What this means is that the piece of root I got in the mail to grow my waterlily from, is still a part of the very same plant Marliac first discovered growing in his nursery pond. I'm not sure if Monet had any of the three varieties I picked growing in his water garden – but if he did, then his would also be a piece of the self same plant.
When it comes to my garden paintings, obviously Monet – along with artists like Van Gogh, Gauguin, and the German expressionists – have been a great influence. They have all shown us ways to paint that are both accurate in capturing what they depict, and abstract, in the sense that they are more about the play of colour, form and light, than creating an illusion of reality.
Although Monet, at least, was certainly capable of creating that illusion – when looked at in the right way, some of his paintings pop off the canvas and become 3 dimensional, much like those images of random dots that pop into three dimensional objects which you didn't even suspect were there. Those were calculated with modern computer technology. Monet developed the art of seeing to the point where he could create much the same effect in his paintings, without the aid of a highly sophisticated calculating machine.
Art historians who seek for influences and connections between painters, always seem to assume that one painter is influenced by seeing the paintings of another painter, and consciously copying their style. But I think it goes deeper, and is more complex than that. When I take my easel outside and paint my garden, I am using much the same process as Monet did. Painting outdoors puts certain limitations on the painter: first of all, one has to work quick. In the course of the two or three or four hours a paintings takes me, the light will have changed substantially, and sometimes a blossom may continue to open, or wilt. There may be weather conditions to take into account – one wants to get done before that big rain cloud over there drifts over!
What distinguishes this way of working, from painting from a photograph, is that a photograph only captures a very brief moment in time. When one does a painting over the course of several hours, one will end up creating an average of all the light configurations and movements that happened in that timespan. The result is likely to look less photorealistic, but it is better capable of capturing what a photograph cannot capture: a sum of impressions, which is actually closer to how we tend to perceive people, scenes, reality.

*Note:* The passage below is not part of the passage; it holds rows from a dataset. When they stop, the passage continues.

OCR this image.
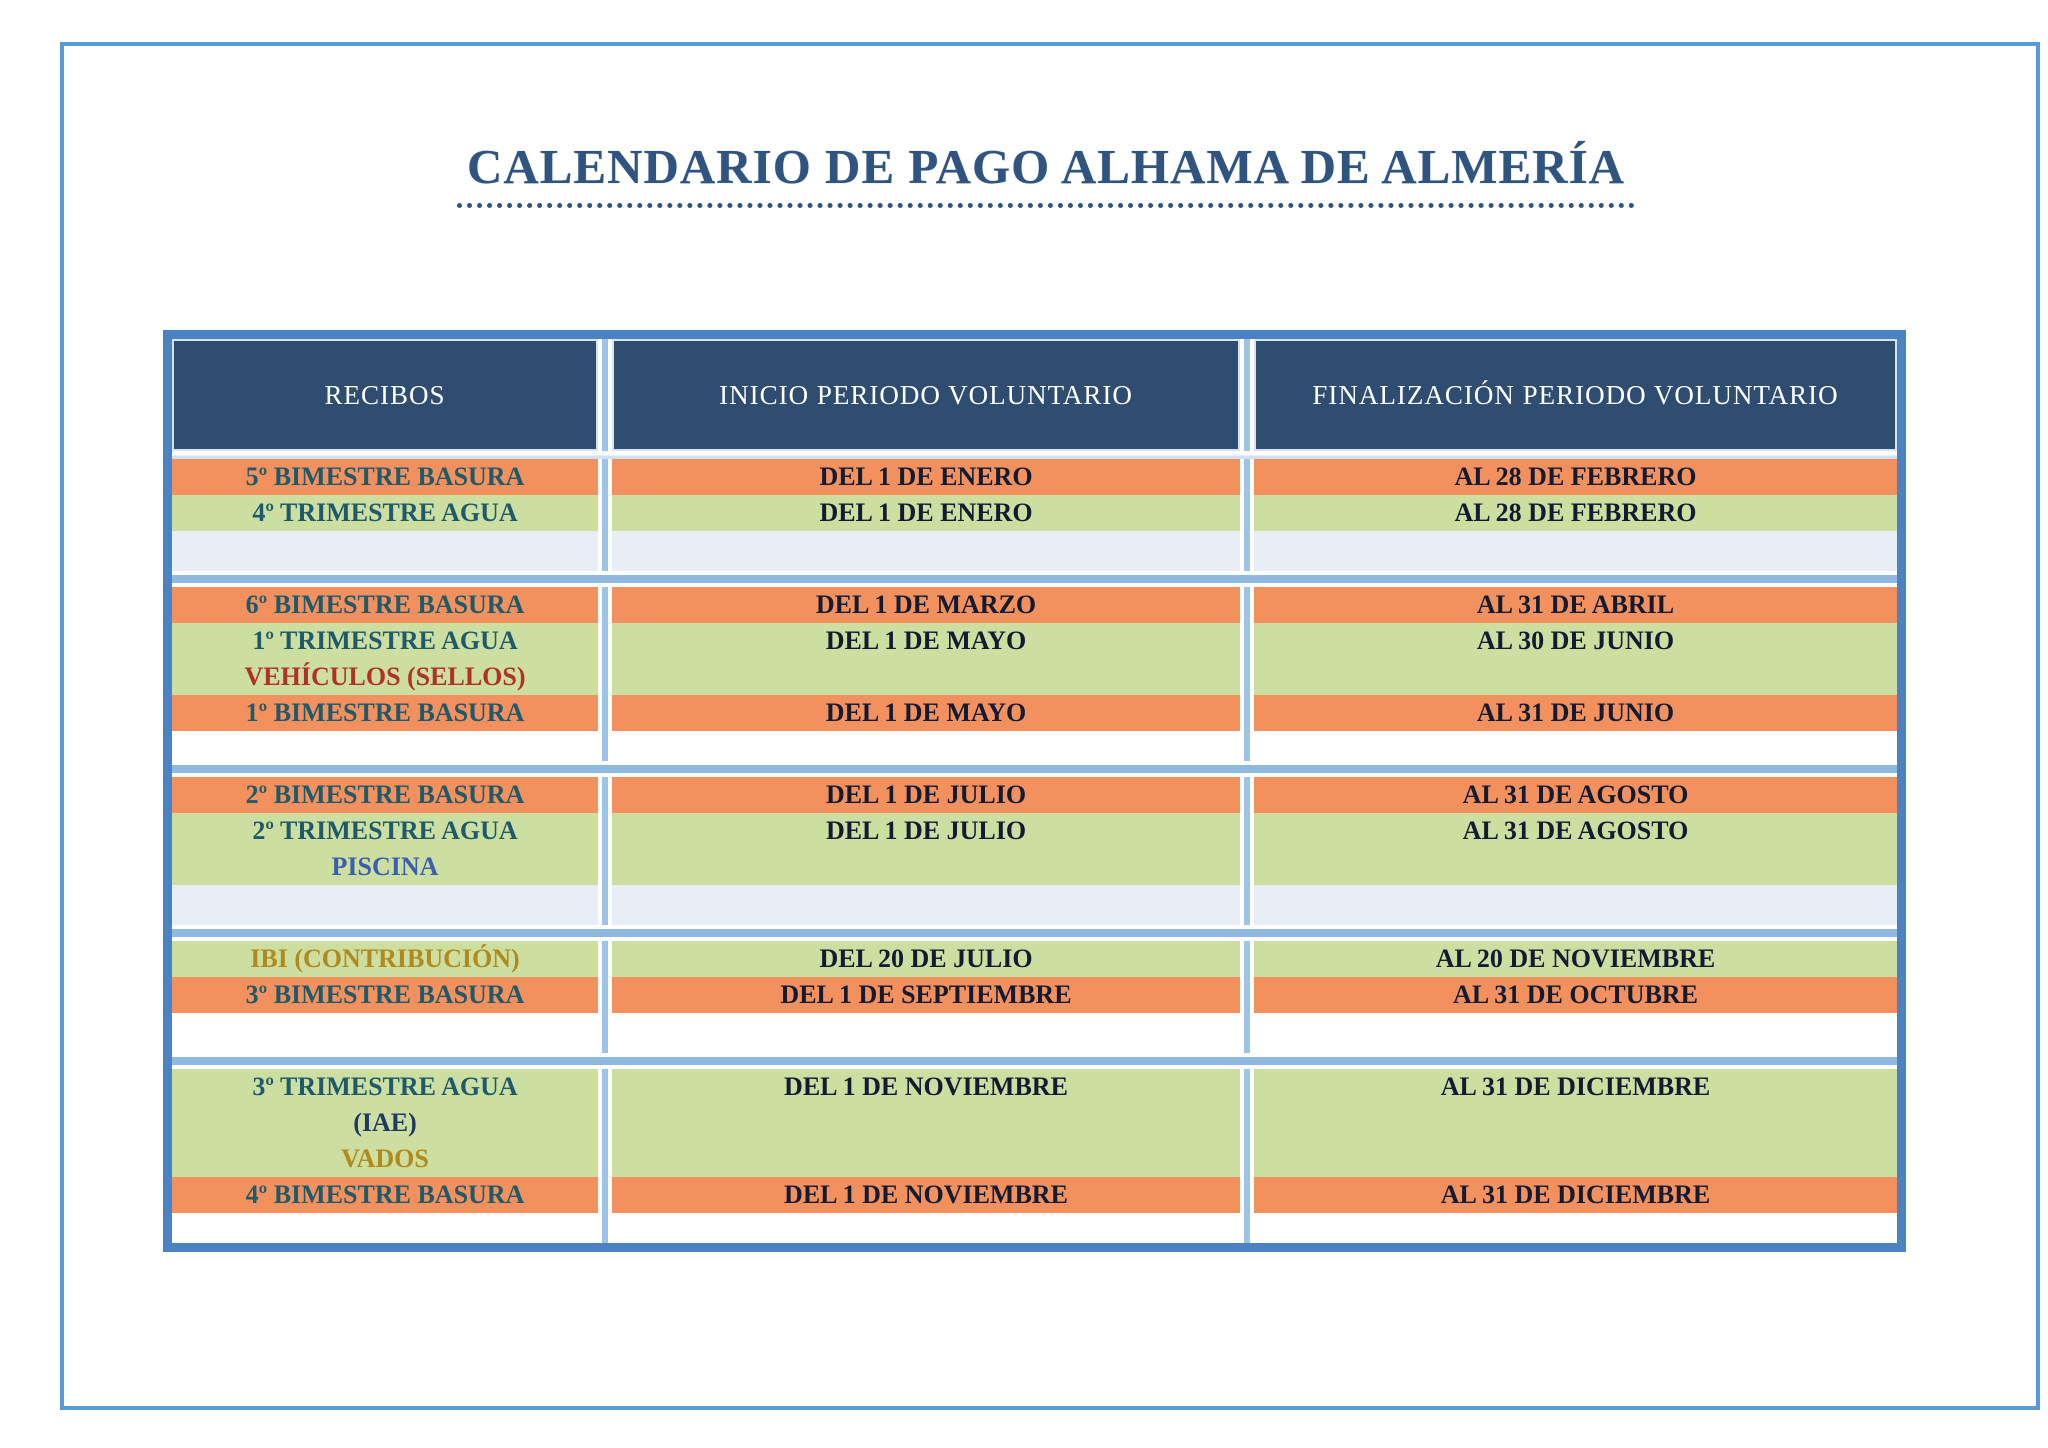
CALENDARIO DE PAGO ALHAMA DE ALMERÍA
RECIBOS	INICIO PERIODO VOLUNTARIO	FINALIZACIÓN PERIODO VOLUNTARIO
5º BIMESTRE BASURA	DEL 1 DE ENERO	AL 28 DE FEBRERO
4º TRIMESTRE AGUA	DEL 1 DE ENERO	AL 28 DE FEBRERO
6º BIMESTRE BASURA	DEL 1 DE MARZO	AL 31 DE ABRIL
1º TRIMESTRE AGUA	DEL 1 DE MAYO	AL 30 DE JUNIO
VEHÍCULOS (SELLOS)
1º BIMESTRE BASURA	DEL 1 DE MAYO	AL 31 DE JUNIO
2º BIMESTRE BASURA	DEL 1 DE JULIO	AL 31 DE AGOSTO
2º TRIMESTRE AGUA	DEL 1 DE JULIO	AL 31 DE AGOSTO
PISCINA
IBI (CONTRIBUCIÓN)	DEL 20 DE JULIO	AL 20 DE NOVIEMBRE
3º BIMESTRE BASURA	DEL 1 DE SEPTIEMBRE	AL 31 DE OCTUBRE
3º TRIMESTRE AGUA	DEL 1 DE NOVIEMBRE	AL 31 DE DICIEMBRE
(IAE)
VADOS
4º BIMESTRE BASURA	DEL 1 DE NOVIEMBRE	AL 31 DE DICIEMBRE
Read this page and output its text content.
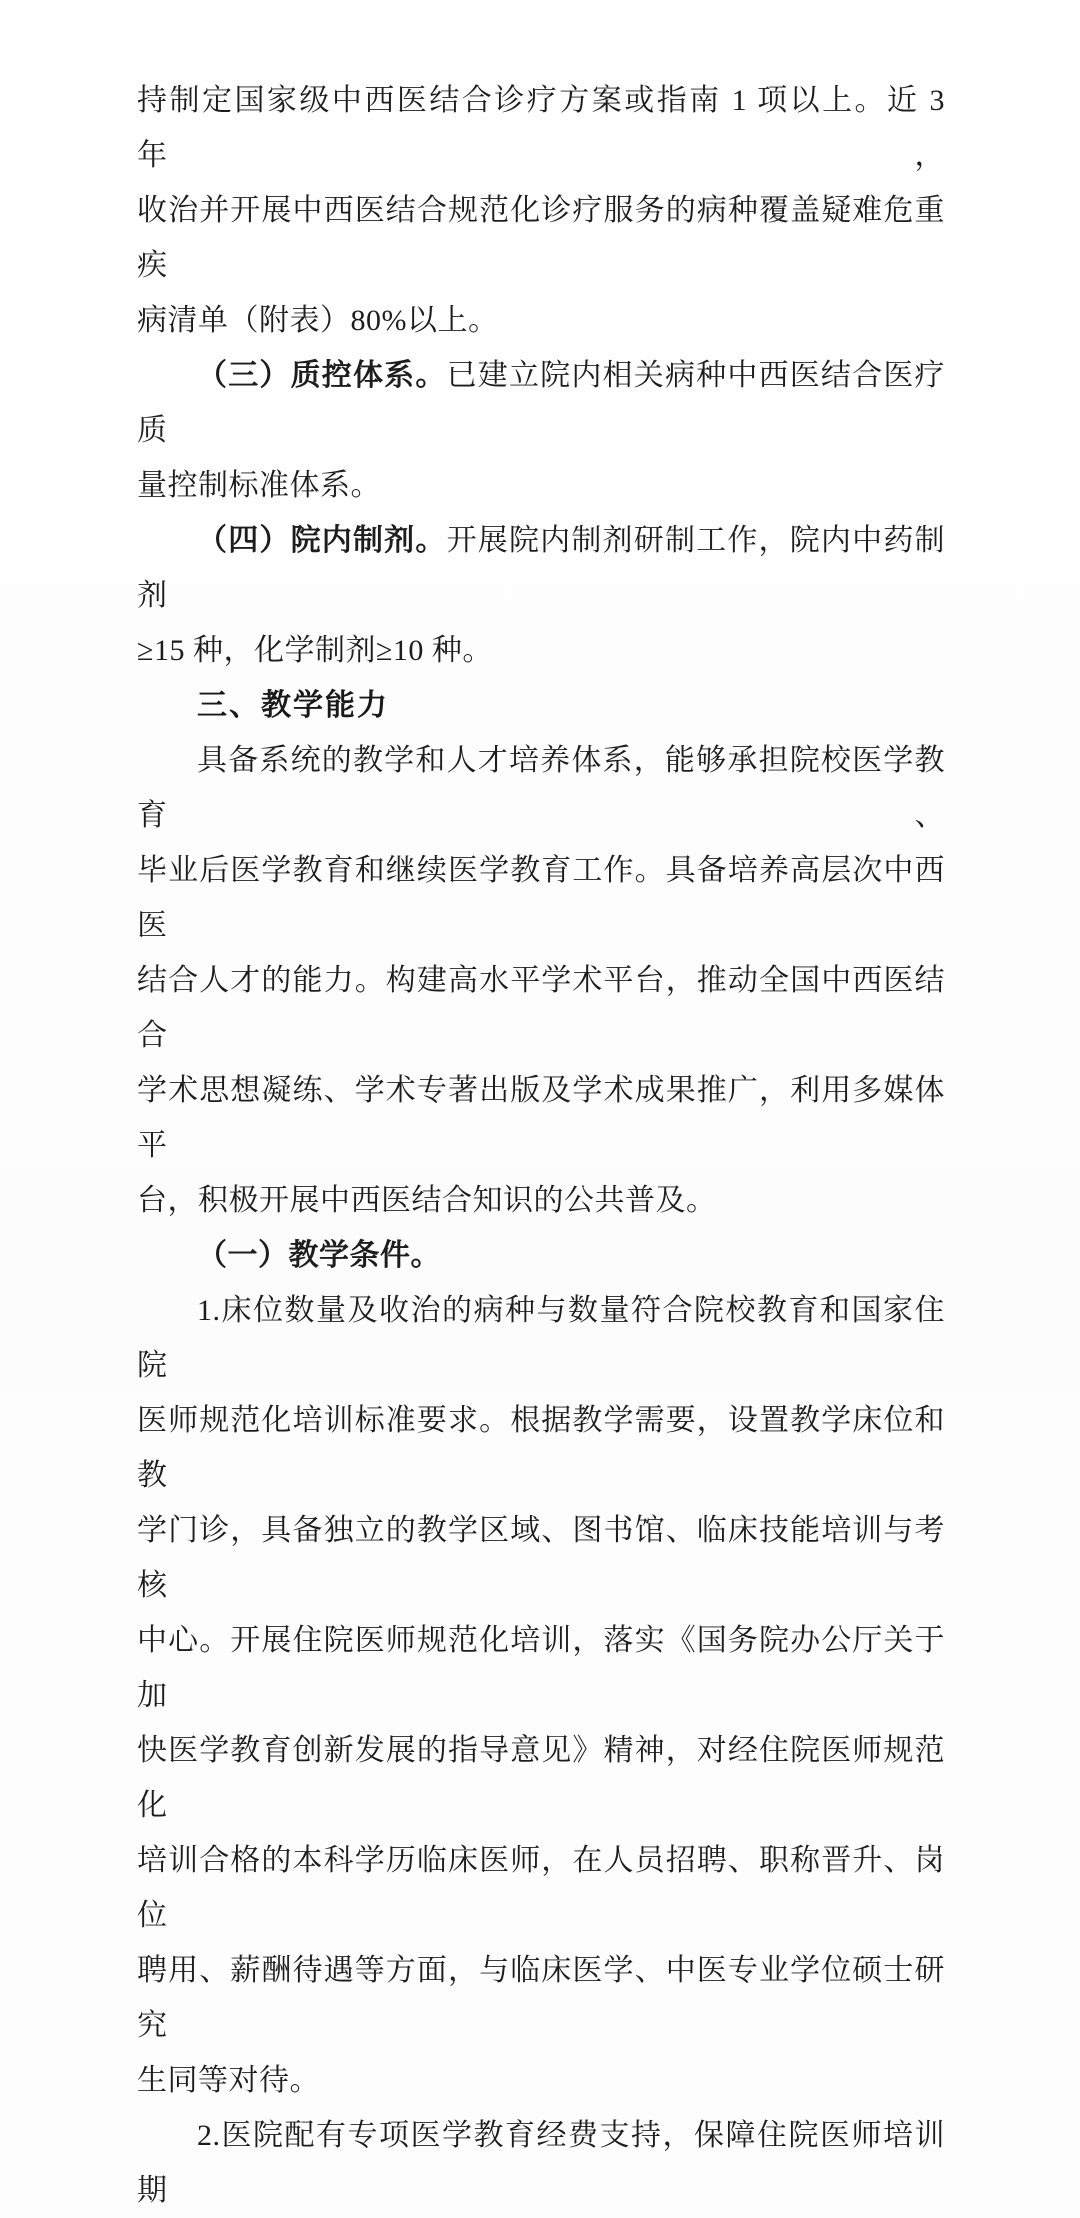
持制定国家级中西医结合诊疗方案或指南 1 项以上。近 3 年，
收治并开展中西医结合规范化诊疗服务的病种覆盖疑难危重疾
病清单（附表）80%以上。
（三）质控体系。已建立院内相关病种中西医结合医疗质
量控制标准体系。
（四）院内制剂。开展院内制剂研制工作，院内中药制剂
≥15 种，化学制剂≥10 种。
三、教学能力
具备系统的教学和人才培养体系，能够承担院校医学教育、
毕业后医学教育和继续医学教育工作。具备培养高层次中西医
结合人才的能力。构建高水平学术平台，推动全国中西医结合
学术思想凝练、学术专著出版及学术成果推广，利用多媒体平
台，积极开展中西医结合知识的公共普及。
（一）教学条件。
1.床位数量及收治的病种与数量符合院校教育和国家住院
医师规范化培训标准要求。根据教学需要，设置教学床位和教
学门诊，具备独立的教学区域、图书馆、临床技能培训与考核
中心。开展住院医师规范化培训，落实《国务院办公厅关于加
快医学教育创新发展的指导意见》精神，对经住院医师规范化
培训合格的本科学历临床医师，在人员招聘、职称晋升、岗位
聘用、薪酬待遇等方面，与临床医学、中医专业学位硕士研究
生同等对待。
2.医院配有专项医学教育经费支持，保障住院医师培训期
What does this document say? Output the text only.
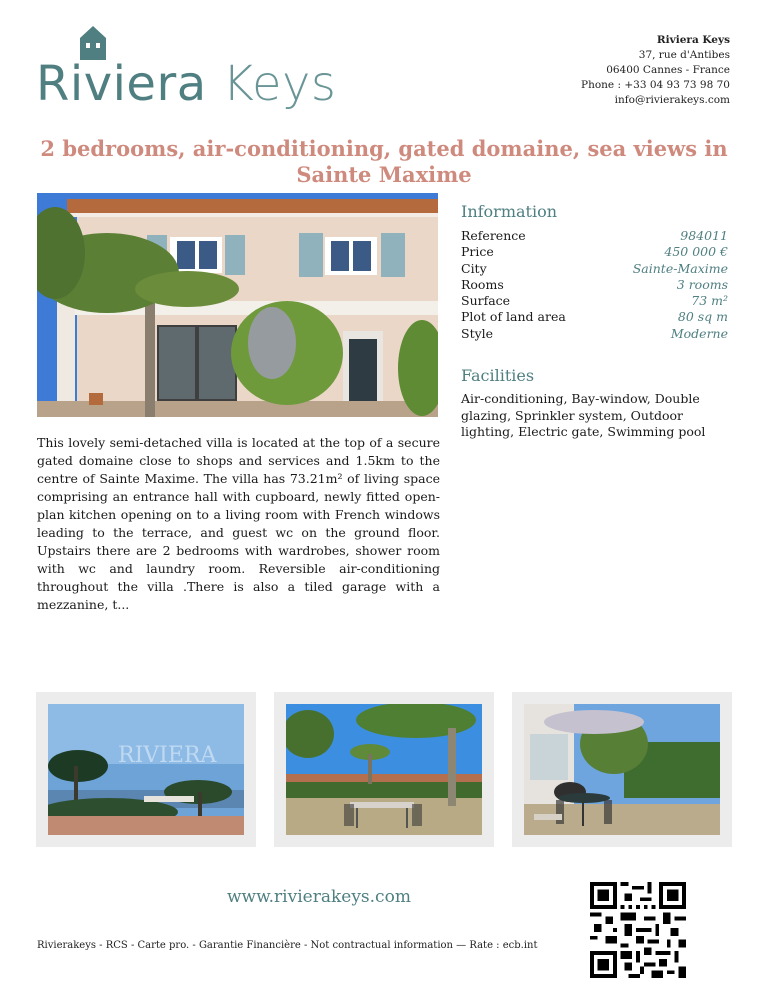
Riviera Keys
Riviera Keys
37, rue d'Antibes
06400 Cannes - France
Phone : +33 04 93 73 98 70
info@rivierakeys.com
2 bedrooms, air-conditioning, gated domaine, sea views in Sainte Maxime
Information
Reference	984011
Price	450 000 €
City	Sainte-Maxime
Rooms	3 rooms
Surface	73 m²
Plot of land area	80 sq m
Style	Moderne
Facilities

Air-conditioning, Bay-window, Double glazing, Sprinkler system, Outdoor lighting, Electric gate, Swimming pool

This lovely semi-detached villa is located at the top of a secure gated domaine close to shops and services and 1.5km to the centre of Sainte Maxime. The villa has 73.21m² of living space comprising an entrance hall with cupboard, newly fitted open-plan kitchen opening on to a living room with French windows leading to the terrace, and guest wc on the ground floor. Upstairs there are 2 bedrooms with wardrobes, shower room with wc and laundry room. Reversible air-conditioning throughout the villa .There is also a tiled garage with a mezzanine, t...

RIVIERA
www.rivierakeys.com
Rivierakeys - RCS - Carte pro. - Garantie Financière - Not contractual information — Rate : ecb.int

Working quick with oils, also implies that one cannot use any of the careful layering techniques that require the paint to dry between applications, making it possible to paint fine lines and careful detail. Working wet on wet is quite a different beast: fine detail generally goes out the window – not because there is no time to pay attention to it, but because it isn't possible to draw fine detail on top of a wet layer of oil paint! One has to apply big dollops of paint, which is what gives these paintings their thick, almost 3 dimensional texture. I can see these things happening in my garden paintings. But at no point am I consciously trying to "paint like Monet", or one of the other painters I have named. I simply try to paint, as accurately as I am capable, what I see in front of me. It is more a case of arriving at somewhat similar results for the self same reasons that these painters did.
When I build my garden and plant my waterlilies, I find myself copying Monet also in other ways. Art historians may worry about details of style, but for the artists themselves, a lot of the time it seems to be simply about surviving – about figuring out a way to lead one's life that enables us to spend enough time painting, and still find some time to eat, sleep, and grow some waterlilies perhaps. And so one thing leads to another, and life and art just can't be separated that easily.